For businesses, it means thinking outside of the traditional website or high-street store environments. That could mean having a pop-up shop, diversifying into festivals, or taking the checkout to the customer with a mobile payment option. Whatever the direction taken, the focus should be on giving the customer an overall better experience, from first contact to payment, to customer services, returns and rewards for loyalty.
It’s probably not enough to run a shop or restaurant in the same way as you always have. Customers want to associate your brand with things they’re interested in. That’s why high street food and drink brands are starting to appear at festivals, alongside the smaller food truck vendors who may not have a recognisable brand.
“Being able to go up to a customer who’s ready to pay and allow them to do so on a tablet or a mobile terminal can make the whole experience much nicer,” says Jo Simpson, Barclaycard’s Strategic New Business Manager.
The music biz has excelled in communicating with – and selling to – its consumers by building engaged communities of fans. It’s a great way of maximising spend per head, and Stuart suggests small businesses do the same.
Make it easy to talk to your customers, but make it feel relevant to them when you do,” says Stuart.
That message is backed up by Nick Stacey, Director of Corporate Customer Solutions at Barclaycard.
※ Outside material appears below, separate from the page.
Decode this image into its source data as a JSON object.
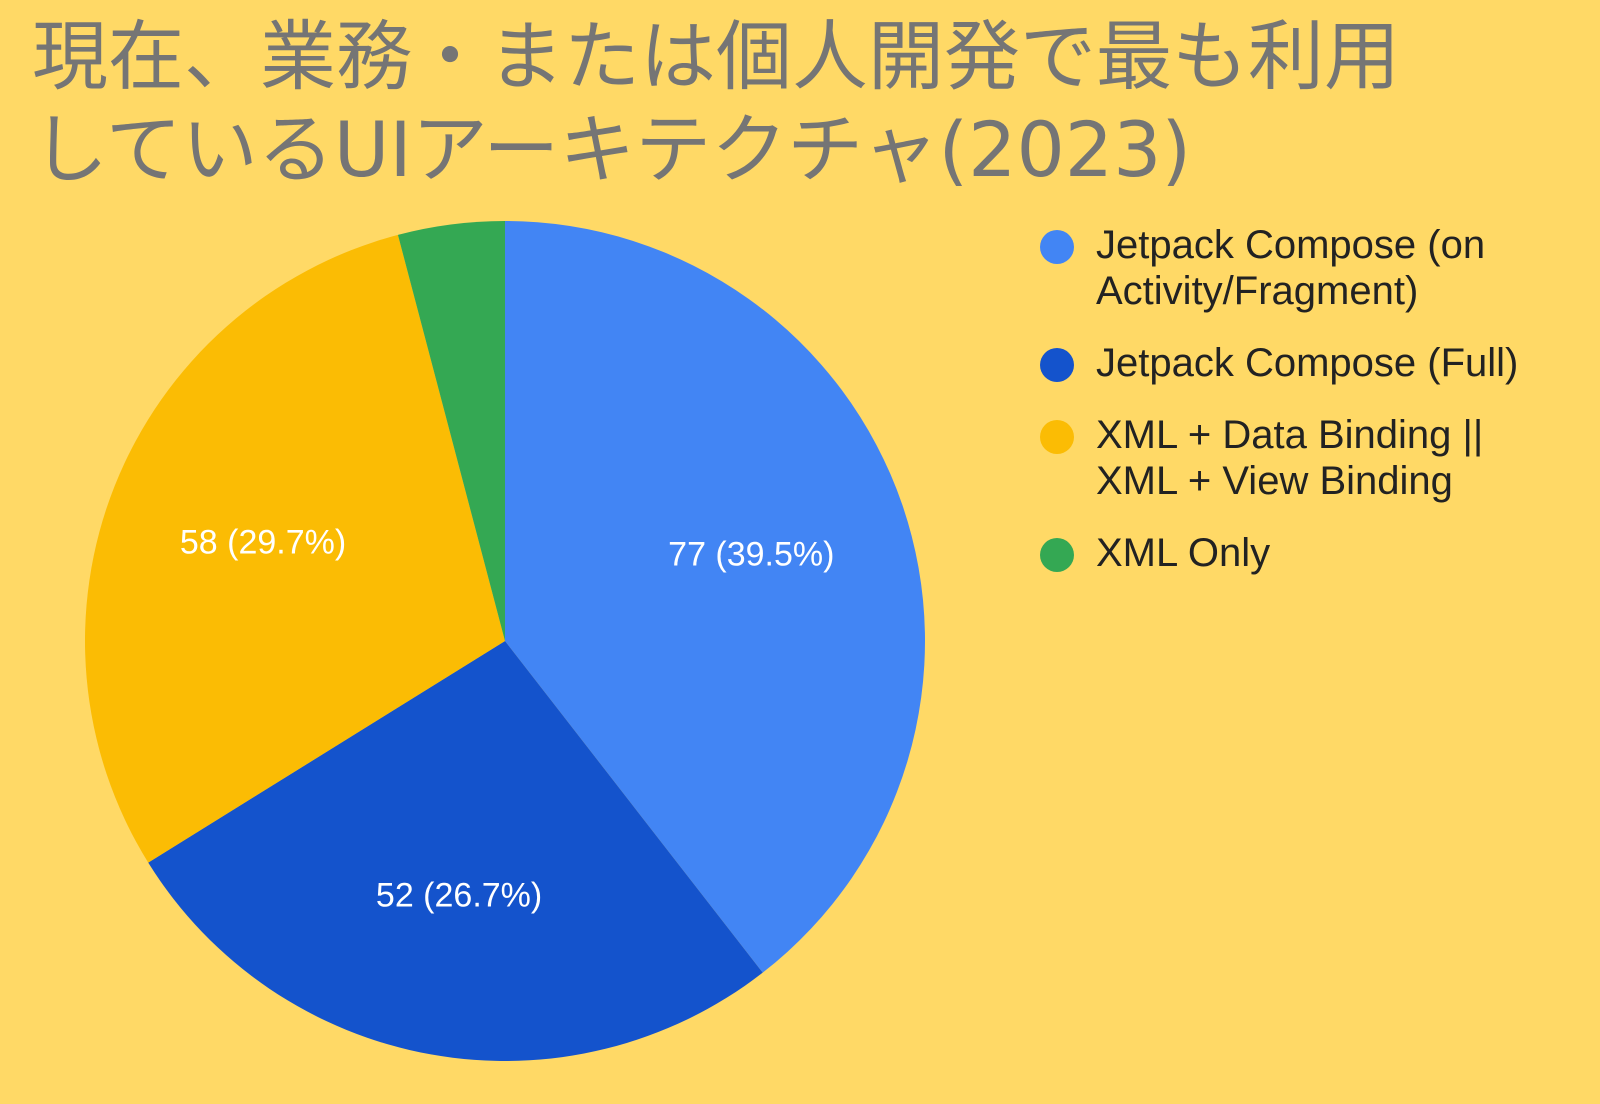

“A lot of businesses do the ‘customer experience work’ by numbers, but they don’t really spend enough time understanding if they’re delivering what their customers actually want,” he says.
Once you know what they want though, you still have to make sure your instruments aren’t clashing.
“If you try to upsell at the initial transaction, you’ll annoy your customers,” says Stuart. “But once you’ve got their data, you can provide offers that enhance their experience. Be seen to be adding value, and don’t make it feel like you’re selling.”
Social media has, in many ways, made it easier to make these connections. Yes, it’s a noisy place where it’s hard to be heard, but create relevant, single-minded content that evokes an emotion (joy, excitement, shock etc.) and you’ll gather fans. Those fans will hopefully become engaged and loyal customers.
The music industry has its fair share of established acts that have been around for decades, but how do you make sure your business is a long player and not a one-hit wonder?
“For some artists it’s about reinvention, while others have a simple focus on what they do well,” Stuart says.
For businesses, it’s about recognising that while you might be serving a local area incredibly well, that popularity might not scale up well. The temptation is to take what’s working and roll it out to other locations, for example.
But recognising that creating demand at a larger scale can be difficult is something business can definitely learn from the music industry. The chances of a highly successful pub singer heading to the big time are very slim. As a business, look at what you’ve got that could help you diversify, whether that’s into a different channel, pop-up commerce or new products based on customer insight and feedback.
“For a small business, playing in the middle ground is where you can get lost. Be a rock star or a pop star, but don’t try to be both because that’s when you confuse the customer.”
Please note that the views expressed in this article are personal opinions. Barclaycard cannot accept any responsibility or liability for reliance by any person on this article or any of the information set out in it.